Which is why I find the calls for paramedics to have to have a college degree a joke. The logic, which is flawed, is that like nurses once we have paramedics with college degrees wages will have to rise. The problem is that in most areas nurses are one thing that EMS providers are not. Organized. For whatever reason, the vast majority of EMS providers think that belonging to a union or association is a bad thing and “undermines the profession.” Of course EMS is not a profession. It’s not even a trade. It’s a skill set in most areas. In the areas where that skill set is  part of another profession, such as fire fighting, wages, benefits, working conditions, are much better in most areas where it’s not. There are a few exceptions, but those generally also municipal or county based operations.

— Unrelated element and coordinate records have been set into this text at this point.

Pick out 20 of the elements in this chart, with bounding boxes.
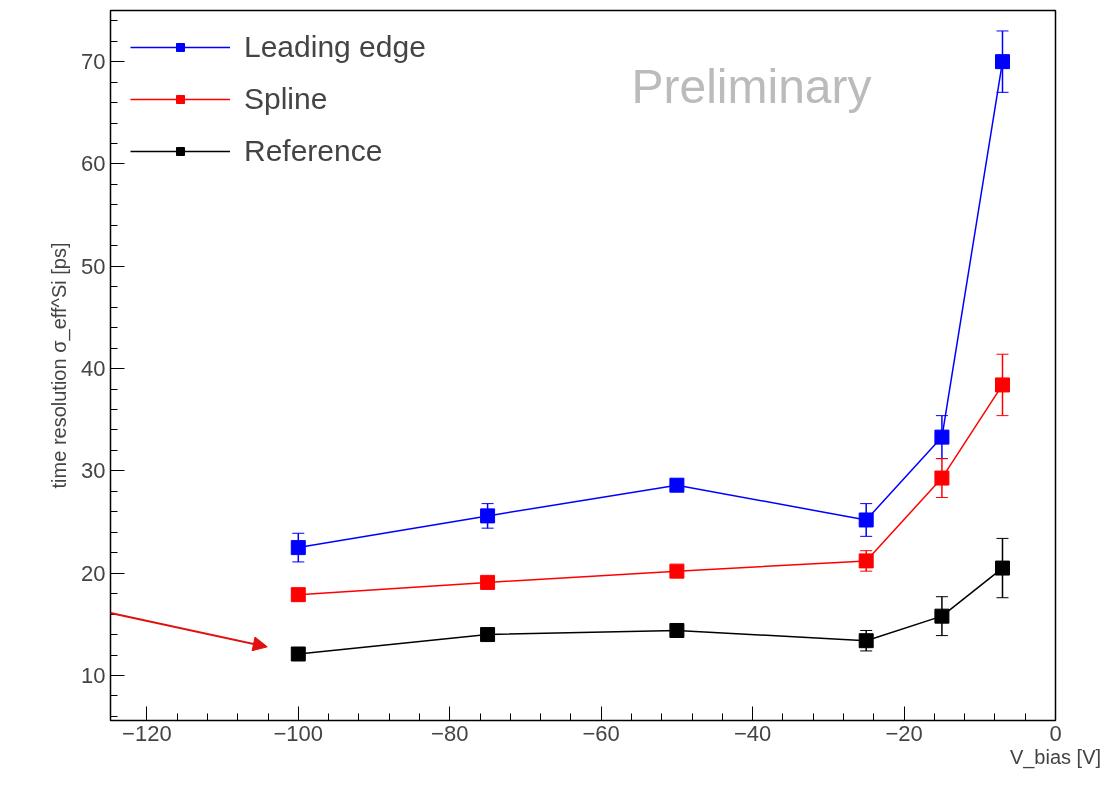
legend-label: Reference xyxy=(244,134,383,168)
y-tick-label: 60 xyxy=(81,151,106,177)
y-tick-label: 10 xyxy=(81,662,106,688)
y-axis-title: time resolution σ_eff^Si [ps] xyxy=(48,242,72,489)
x-tick-label: −100 xyxy=(273,720,324,746)
legend-label: Leading edge xyxy=(244,30,426,64)
x-tick-label: −80 xyxy=(431,720,469,746)
legend-label: Spline xyxy=(244,82,328,116)
x-tick-label: −60 xyxy=(582,720,620,746)
y-tick-label: 40 xyxy=(81,356,106,382)
y-tick-label: 20 xyxy=(81,560,106,586)
y-tick-label: 50 xyxy=(81,253,106,279)
x-tick-label: −120 xyxy=(122,720,172,746)
y-tick-label: 30 xyxy=(81,458,106,484)
x-tick-label: −20 xyxy=(885,720,923,746)
y-tick-label: 70 xyxy=(81,49,106,75)
x-tick-label: −40 xyxy=(733,720,772,746)
annotation: Preliminary xyxy=(631,59,872,113)
x-axis-title: V_bias [V] xyxy=(1009,745,1102,769)
x-tick-label: 0 xyxy=(1049,720,1062,746)
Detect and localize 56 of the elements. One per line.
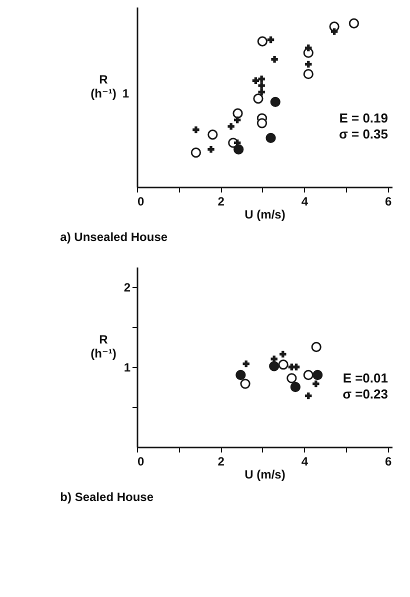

There is little sense in spending a couple or more years and several thousand dollars to get a degree when you are still going to make $30,000.00 a year.

Expectations.  It seems like EMS is everyone’s service of last resort. Cops call when they don’t want to deal with a person for whatever reason. Annoying homeless person? Call EMS for an “evaluation.” Prisoner is being a pain in the ass? Call EMS for a “psych evaluation.” Homeless shelters call when they don’t want to deal with a “client.” Nursing homes call when they don’t want to deal with a patient or the patient’s doctor won’t make a decision. Schools call when one of their “youts” is misbehaving. HOSPITALS call when anyone gets sick in a non clinical area, instead of having in hospital response times. No matter what the problem is, if you don’t want to deal with is, call EMS. They’ll come and remove your problem.

It’s our own fault, of course. Since the 1980s, EMS as an entity has been telling people “If you’re in doubt, call us, we’ll decide if it’s an emergency.” We succeeded all to well, because like that girl that was a “Good Sport” back in high school, we just can’t say no.

There’s my take on EMS in the 21st Century. What’s yours?